EPIDEMIA CONTAGIA A COPA
Por Paulo Maria de Aragão*
Lia-se
num velho almanaque: “Um estudante de botânica, viajando pelo interior,
encontra um caboclo. Conversa daqui e dali, o camponês pergunta: ‘Vancê sabe o
nome daquela árvore?’ O futuro botânico responde: ‘Sim, é um ingazeiro’. O
roceiro retruca: ‘Nós, qui, chama de árvore do governo’. Curioso, indaga o
rapaz: ‘Por quê?’. O capiau sacia a curiosidade do estudante: ‘Pode repará, tem
parasita inté nos úrtimo gaio’”.
Em
verdade, pior do que a peste dos ingazeiros é a das corrupções endêmicas e
epidêmicas. No país surrealista, tudo é possível, exceto detê-las, vicejantes
desde a chegada de Cabral, sem que até hoje tenham sido descobertos anticorpos
para combatê-las. Confirmado o imaginário, “epidemiologistas” a encarariam como
um “caso de saúde pública”.
A
revista “France Football”, parceira da FIFA na premiação da “Bola de Ouro”, em
sua última edição, com capa negra e o título ”O Medo do Mundial”, pautou os
rumos e os gastos excessivos do Brasil para sediar a Copa de 2014, a qual é a
que, não obstante dispor do maior tempo na história dos mundiais para
prepará-la, enfrenta mais atrasos. A publicação censura a corrupção
governamental, ao salientar que tudo se desenvolve na base da propina.
A
reportagem faz ainda alusão comparativa ao custo do Stade de France – 280
milhões de euros, o mais caro da França, inaugurado em 1988, para a Copa do
Mundo daquele ano. Reputa os gastos com o estádio francês vergonhosos quando
comparado ao do Olimpiastadium, sede da final da Copa da Alemanha em 2006, que
consumiu menos de 140 milhões de euros, e desdenha: para o Brasil não é nada;
cada estádio sai em média por mais de 1,5 bilhão de euros bancados com recursos
públicos; na França, o financiamento foi privado.
Retomado
o imaginário da descoberta de anticorpos para combater a epidemia disseminada
pelos lobos corruptos, a vacinação seria a medida eficaz.

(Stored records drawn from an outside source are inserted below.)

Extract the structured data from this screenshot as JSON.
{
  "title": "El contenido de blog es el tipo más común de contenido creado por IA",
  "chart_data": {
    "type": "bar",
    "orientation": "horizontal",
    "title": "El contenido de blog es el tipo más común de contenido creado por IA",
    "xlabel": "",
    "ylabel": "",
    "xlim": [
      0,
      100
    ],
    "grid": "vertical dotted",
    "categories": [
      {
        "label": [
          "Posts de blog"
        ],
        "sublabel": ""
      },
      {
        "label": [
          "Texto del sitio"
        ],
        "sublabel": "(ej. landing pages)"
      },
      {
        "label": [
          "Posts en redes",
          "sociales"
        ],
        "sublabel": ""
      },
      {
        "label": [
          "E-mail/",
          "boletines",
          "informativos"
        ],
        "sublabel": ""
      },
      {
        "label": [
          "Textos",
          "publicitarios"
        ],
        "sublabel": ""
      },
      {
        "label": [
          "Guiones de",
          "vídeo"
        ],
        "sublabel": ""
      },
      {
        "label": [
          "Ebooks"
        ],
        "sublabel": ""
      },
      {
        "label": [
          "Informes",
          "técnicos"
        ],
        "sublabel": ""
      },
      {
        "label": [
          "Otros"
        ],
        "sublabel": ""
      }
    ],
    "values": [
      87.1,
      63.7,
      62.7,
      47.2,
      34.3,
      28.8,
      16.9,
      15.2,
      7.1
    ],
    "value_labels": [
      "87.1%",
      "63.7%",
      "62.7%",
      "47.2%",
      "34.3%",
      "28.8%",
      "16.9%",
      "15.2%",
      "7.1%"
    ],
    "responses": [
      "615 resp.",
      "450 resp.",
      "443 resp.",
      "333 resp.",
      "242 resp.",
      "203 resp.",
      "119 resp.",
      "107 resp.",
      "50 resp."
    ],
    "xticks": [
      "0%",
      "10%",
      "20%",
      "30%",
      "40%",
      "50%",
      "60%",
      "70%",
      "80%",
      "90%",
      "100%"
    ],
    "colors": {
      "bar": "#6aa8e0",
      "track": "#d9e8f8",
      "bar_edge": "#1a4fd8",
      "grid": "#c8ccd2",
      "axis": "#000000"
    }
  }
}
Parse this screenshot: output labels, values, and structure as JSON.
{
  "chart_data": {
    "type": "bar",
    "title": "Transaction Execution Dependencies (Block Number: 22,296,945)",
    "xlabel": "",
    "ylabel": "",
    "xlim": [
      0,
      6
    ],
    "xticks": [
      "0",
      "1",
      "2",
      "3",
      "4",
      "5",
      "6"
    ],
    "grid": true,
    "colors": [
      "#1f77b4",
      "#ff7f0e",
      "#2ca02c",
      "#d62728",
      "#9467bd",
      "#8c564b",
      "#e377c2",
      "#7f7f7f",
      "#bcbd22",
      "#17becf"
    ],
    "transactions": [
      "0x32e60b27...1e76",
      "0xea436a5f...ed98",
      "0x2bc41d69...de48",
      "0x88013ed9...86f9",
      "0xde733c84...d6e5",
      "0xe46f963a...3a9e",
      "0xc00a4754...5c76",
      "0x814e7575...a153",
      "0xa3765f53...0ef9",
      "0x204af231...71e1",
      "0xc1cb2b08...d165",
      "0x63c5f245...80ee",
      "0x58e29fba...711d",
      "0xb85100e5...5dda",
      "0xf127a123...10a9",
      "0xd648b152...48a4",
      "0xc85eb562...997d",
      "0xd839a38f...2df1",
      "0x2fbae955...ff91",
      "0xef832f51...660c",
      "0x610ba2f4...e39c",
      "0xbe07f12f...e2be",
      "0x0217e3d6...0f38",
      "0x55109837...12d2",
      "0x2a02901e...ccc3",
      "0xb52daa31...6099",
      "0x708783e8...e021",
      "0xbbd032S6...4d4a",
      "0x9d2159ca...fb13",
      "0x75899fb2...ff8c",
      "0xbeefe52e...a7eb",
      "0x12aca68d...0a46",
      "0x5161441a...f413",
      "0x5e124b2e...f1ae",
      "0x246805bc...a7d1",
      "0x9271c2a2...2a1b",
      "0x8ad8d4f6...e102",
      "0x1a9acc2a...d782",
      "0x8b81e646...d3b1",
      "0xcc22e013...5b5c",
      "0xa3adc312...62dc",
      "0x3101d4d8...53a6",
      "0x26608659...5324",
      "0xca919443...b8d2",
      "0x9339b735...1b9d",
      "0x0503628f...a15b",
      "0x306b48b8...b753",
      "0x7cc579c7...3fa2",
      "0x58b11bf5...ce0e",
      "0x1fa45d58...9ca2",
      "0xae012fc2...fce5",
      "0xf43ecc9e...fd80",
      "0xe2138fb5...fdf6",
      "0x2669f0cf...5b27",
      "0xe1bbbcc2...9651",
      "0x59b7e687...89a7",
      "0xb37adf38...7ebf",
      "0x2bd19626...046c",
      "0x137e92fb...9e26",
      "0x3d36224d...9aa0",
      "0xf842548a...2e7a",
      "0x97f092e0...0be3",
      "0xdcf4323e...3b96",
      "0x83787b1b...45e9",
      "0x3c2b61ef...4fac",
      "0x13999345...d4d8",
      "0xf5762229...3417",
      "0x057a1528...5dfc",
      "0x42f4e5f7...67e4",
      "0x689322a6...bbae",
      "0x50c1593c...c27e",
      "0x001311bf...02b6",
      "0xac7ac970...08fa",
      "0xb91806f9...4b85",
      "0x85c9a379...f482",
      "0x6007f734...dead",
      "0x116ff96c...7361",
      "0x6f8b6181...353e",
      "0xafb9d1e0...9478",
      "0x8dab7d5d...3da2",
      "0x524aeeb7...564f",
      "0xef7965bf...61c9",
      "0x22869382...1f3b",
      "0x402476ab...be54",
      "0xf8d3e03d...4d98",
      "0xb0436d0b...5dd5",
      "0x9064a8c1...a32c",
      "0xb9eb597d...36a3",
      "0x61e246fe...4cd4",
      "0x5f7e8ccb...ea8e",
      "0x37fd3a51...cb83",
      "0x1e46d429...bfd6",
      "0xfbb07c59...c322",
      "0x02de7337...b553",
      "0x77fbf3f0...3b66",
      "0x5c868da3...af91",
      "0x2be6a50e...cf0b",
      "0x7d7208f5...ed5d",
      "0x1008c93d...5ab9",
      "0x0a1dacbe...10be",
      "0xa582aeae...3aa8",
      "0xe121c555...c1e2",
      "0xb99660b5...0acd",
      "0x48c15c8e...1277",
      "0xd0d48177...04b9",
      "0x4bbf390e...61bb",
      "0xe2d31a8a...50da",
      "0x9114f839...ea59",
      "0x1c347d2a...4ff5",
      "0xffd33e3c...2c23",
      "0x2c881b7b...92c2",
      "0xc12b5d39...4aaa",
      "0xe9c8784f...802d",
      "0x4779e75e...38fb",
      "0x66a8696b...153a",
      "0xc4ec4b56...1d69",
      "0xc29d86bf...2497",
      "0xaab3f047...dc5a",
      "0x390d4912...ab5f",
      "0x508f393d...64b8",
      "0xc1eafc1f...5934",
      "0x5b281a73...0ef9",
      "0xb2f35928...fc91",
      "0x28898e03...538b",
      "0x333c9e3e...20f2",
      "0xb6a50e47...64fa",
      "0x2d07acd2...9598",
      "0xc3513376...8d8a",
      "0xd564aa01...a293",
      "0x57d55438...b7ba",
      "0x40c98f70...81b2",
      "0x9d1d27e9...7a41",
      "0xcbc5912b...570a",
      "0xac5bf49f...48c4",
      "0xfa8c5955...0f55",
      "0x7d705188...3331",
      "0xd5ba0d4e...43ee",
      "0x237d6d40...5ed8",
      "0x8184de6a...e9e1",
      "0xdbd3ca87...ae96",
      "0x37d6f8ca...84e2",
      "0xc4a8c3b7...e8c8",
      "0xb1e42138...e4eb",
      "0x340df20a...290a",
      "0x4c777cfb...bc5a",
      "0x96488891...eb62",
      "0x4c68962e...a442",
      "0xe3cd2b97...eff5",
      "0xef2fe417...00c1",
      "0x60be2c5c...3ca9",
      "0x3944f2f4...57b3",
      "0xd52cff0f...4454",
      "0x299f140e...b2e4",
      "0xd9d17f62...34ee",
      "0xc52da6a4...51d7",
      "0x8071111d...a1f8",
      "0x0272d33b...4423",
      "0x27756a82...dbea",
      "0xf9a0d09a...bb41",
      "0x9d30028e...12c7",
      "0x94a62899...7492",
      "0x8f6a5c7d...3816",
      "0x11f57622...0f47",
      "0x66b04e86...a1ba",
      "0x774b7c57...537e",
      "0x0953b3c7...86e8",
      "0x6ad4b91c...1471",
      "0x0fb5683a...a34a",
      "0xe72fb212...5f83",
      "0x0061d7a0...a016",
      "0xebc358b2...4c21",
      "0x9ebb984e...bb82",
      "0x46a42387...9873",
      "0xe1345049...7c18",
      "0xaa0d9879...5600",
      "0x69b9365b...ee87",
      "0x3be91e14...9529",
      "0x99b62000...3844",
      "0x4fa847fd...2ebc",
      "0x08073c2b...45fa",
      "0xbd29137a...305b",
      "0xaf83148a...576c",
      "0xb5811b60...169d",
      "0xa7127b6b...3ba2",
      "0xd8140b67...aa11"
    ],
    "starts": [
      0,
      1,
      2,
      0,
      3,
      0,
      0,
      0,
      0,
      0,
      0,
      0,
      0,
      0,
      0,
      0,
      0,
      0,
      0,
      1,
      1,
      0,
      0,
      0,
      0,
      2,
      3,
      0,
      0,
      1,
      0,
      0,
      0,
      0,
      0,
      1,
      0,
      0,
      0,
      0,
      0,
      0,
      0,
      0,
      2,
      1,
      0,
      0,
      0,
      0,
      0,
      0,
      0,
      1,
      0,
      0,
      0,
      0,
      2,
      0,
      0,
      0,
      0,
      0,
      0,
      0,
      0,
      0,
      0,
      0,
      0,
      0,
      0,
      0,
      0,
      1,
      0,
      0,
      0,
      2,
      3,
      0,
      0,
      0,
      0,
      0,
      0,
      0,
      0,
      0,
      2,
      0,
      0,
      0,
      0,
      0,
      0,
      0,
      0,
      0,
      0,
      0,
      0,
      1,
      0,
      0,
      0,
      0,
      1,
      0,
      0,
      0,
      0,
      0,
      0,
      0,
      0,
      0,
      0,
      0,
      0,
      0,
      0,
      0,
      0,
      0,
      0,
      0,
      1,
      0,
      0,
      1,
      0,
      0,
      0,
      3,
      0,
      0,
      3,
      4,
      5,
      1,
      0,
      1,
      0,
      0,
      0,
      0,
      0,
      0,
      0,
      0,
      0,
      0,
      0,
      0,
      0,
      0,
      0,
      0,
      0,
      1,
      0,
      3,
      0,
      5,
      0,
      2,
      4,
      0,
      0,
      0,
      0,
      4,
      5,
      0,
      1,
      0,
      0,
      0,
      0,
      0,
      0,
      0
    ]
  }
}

Infelizmente, não há
vacinas para tais males. Na realidade, o que se vê é muito alarido a cada
escândalo, seguido do “trânsito pelo esquecimento”, estimulante da cultura da
impunidade.
Acaso,
após o encerramento da Copa sejam apuradas as denúncias noticiadas pela
mídia, o desfecho assemelhar-se-ia ao de “O Processo de Kafka”: o investigado é
absolvido e os investigadores condenados por terem desafiado o sistema.
(*) Paulo Maria de Aragão
Advogado e Professor Membro do Conselho Estadual da OAB-CE
Titular da Cadeira nº 37 da ACLJ.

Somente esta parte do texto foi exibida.